The second thing that I really liked about our trial team was our diversity. We had 12 Sidley lawyers on the team, and nine of us were women. The majority of Sidley’s team were women lawyers, and we were sitting across an almost all-male team on the other side. Some of our strength in this trial came from the fact that we were very diverse, well-represented and a mixture that the jury, I think, found more compatible.
This stood out especially when it came to speaking roles in court. Jim, Sona and I split the closing statement, which was an hour-and-half long, into three segments. A lot of litigators are hesitant about splitting this way; they worry that having two or three people making a closing argument will cause them to conflict with each other. In our case, however, we work so well together that it was actually more impactful. When a jury listens to the same voice for an hour-and-a half — they tend to start to tune out. In our closing, Jim covered the overall themes, Sona covered the overall liability issues and I covered the overall damages issues. Dividing it up this way allowed us to give the jury the highlights with a fresh face and a fresh voice for each segment of our closing argument. I really think that we maximized the impact of the closing with this combination.
As a member of ChIPs, you’re committed to championing women lawyers in tech and IP. Tell us about the organization and its Global Summit.
ChIPs is a nonprofit organization whose mission is to advance and connect women who work in IP, technology, the legal profession and policy. The group was formed in 2005 by seven women chiefs of intellectual property. It started out in Silicon Valley as a West Coast initiative, but there are now almost 3,000 members in a dozen chapters internationally.
For the last few years, Sidley has sponsored ChIPs’ annual Global Summit in Washington, D.C. The event brings together almost 500 senior women lawyers, including a large number of in-house representation. It’s probably the best conference that I’ve attended in terms of the host organization, male or female.

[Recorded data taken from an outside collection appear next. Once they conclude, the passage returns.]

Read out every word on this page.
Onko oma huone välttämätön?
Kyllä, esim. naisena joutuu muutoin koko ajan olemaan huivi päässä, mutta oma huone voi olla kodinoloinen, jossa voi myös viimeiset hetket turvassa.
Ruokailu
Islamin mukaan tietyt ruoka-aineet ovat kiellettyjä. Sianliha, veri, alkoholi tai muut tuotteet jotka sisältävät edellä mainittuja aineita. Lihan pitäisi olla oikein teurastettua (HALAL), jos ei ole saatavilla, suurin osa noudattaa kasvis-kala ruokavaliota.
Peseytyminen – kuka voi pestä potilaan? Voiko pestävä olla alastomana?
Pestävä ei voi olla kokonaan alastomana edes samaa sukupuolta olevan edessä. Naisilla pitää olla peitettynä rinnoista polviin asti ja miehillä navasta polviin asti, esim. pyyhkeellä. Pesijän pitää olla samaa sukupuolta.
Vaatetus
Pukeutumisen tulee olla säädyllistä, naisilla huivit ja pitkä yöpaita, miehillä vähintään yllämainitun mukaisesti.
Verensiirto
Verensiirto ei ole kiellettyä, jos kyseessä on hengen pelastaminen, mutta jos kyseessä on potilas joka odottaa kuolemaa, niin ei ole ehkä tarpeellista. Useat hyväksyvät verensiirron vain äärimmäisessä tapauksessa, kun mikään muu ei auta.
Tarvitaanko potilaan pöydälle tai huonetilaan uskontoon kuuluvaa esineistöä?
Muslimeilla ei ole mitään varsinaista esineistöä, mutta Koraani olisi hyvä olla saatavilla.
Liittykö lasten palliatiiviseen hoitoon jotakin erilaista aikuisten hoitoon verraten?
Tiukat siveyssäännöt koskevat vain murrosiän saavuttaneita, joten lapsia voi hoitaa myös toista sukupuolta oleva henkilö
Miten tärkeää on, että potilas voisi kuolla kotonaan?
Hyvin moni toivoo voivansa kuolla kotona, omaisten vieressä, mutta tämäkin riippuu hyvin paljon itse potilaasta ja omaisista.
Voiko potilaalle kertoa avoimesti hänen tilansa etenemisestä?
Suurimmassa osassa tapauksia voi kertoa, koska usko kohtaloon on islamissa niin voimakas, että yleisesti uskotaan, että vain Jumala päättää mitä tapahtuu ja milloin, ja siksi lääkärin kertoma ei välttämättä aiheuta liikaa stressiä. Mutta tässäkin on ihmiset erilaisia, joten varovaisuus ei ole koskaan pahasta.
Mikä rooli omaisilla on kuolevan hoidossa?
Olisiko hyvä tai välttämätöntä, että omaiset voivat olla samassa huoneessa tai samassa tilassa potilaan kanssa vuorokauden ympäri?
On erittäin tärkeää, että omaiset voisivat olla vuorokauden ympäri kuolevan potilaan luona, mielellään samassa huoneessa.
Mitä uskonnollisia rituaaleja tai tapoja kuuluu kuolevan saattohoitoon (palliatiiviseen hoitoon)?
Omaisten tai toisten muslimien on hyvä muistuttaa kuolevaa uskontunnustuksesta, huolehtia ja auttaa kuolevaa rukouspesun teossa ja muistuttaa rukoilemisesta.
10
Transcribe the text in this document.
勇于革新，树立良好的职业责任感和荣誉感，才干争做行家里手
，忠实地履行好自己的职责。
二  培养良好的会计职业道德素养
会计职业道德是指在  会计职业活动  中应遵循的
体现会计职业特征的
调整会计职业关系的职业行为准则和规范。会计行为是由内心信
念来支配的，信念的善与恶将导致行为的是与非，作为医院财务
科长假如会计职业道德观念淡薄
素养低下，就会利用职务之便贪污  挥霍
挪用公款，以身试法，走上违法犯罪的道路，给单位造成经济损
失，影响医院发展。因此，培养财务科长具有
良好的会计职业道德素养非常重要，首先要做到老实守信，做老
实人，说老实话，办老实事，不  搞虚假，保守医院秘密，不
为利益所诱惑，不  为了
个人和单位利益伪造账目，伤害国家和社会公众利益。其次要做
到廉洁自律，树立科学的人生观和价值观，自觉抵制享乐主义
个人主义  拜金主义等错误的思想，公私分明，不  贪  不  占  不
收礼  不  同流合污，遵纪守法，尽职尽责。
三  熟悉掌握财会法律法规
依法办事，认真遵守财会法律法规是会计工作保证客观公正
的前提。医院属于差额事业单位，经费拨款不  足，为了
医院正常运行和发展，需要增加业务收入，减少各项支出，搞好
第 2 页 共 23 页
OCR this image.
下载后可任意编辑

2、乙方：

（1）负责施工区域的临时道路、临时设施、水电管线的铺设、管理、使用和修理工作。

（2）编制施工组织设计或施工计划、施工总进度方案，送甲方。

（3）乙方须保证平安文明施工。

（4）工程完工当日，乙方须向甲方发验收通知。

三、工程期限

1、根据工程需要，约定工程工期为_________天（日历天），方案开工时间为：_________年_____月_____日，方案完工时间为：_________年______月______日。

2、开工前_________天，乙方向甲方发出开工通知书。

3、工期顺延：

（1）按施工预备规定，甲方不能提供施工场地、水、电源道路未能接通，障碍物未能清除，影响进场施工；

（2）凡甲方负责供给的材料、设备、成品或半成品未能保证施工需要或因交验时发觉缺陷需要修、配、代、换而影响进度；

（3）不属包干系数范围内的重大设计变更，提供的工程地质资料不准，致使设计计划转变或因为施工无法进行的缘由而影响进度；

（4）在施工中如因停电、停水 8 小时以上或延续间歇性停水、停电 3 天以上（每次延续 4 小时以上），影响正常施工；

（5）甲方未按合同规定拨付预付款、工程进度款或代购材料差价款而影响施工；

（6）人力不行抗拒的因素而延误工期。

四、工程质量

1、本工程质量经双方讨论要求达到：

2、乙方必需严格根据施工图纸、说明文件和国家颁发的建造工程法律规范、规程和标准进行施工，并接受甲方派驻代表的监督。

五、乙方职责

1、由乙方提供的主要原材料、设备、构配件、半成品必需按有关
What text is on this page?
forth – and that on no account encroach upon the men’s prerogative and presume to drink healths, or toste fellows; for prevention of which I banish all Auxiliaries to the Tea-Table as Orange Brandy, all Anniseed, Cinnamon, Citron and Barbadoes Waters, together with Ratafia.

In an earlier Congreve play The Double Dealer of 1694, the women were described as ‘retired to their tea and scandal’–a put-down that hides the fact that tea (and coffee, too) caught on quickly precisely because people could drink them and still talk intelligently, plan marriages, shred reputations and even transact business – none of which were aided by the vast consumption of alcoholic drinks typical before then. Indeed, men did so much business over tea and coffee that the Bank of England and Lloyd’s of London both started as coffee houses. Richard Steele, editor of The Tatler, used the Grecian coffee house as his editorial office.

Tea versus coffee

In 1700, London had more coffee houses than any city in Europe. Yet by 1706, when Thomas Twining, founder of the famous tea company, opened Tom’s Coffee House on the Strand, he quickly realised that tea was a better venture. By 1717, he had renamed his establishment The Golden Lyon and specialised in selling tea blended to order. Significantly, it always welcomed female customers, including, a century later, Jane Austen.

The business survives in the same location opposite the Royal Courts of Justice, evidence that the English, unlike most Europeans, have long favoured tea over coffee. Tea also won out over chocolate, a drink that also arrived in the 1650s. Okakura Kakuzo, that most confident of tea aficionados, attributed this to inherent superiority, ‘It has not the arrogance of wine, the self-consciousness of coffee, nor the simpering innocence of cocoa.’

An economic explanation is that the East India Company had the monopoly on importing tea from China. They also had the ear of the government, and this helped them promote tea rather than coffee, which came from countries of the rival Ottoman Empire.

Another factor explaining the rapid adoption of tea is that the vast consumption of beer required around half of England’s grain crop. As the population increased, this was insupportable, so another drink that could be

All of Sidley’s women IP partners are invited each year, and this year, all five of us are attending. Each of us invites at least one client to attend, and we all sit at the same table throughout the conference. Over the course of two days, there are lunches, networking events, presentations on the latest legal issues and talks from some of the top women entrepreneurs at start-ups. It’s not only a great business development opportunity, but also a nice way to spend quality time building relationships.
People who attend the ChIPs summit for the first time always tell me how amazed they are to see so many high-achieving women — powerhouse litigators, general counsels and vice presidents — all together in one room. I think most people walk away feeling really encouraged. We’re accustomed to walking into conferences where women account for maybe 10 percent of the room, especially at our level of seniority. To walk into a room full of 500 top-level women and lawyers, it gives you hope that things are moving in the right direction.
You also support a nonprofit that works to help victims of sex trafficking.
Yes, I’ve served on the board of directors for Restore NYC for the last three years, although I’m currently on hiatus.
Restore NYC is a nonprofit organization whose mission is to end sex trafficking in New York City and help survivors reestablish themselves in the United States. They work with victims of sex trafficking who come directly through the New York Police Department or the court system. Many of these survivors are from foreign countries, without any connections or resources here, and they often don’t speak English. Restore NYC works to help them build a stable life by providing free housing for up to two years, along with trauma counseling, language lessons and job skills training. I’m on break from my board of director’s role but still completely behind their cause as a donor and supporter. I’m a big believer in what they do.
What would you consider as one of your most significant professional achievements?
What stands out to me are the many opportunities I’ve had to overcome stereotypes. I was born in Shanghai and moved to the United States with my family when I was eight years old. So, for me, being a Chinese-American woman litigator and overcoming all the biases and stereotypes that I’ve faced throughout my career has been one of my most significant and ongoing professional challenges. You can imagine all of the cultural elements at play going to depositions and trials, and interacting with judges, juries, clients and opposing counsel across the country. No matter how much progress we make, there’s still room for improvement on how Asian-American women are perceived in this aggressive, often testosterone-charged career path.
I’m often the only woman and the only Asian-American speaking in court. While many Asian-American women work in IP in the legal profession, I’ve seen very few getting the larger roles at trials or going on to become lead trial counsel. In many ways, I, along with numerous other Asian-American women litigators I know, are continuing to tackle these challenges on a daily basis.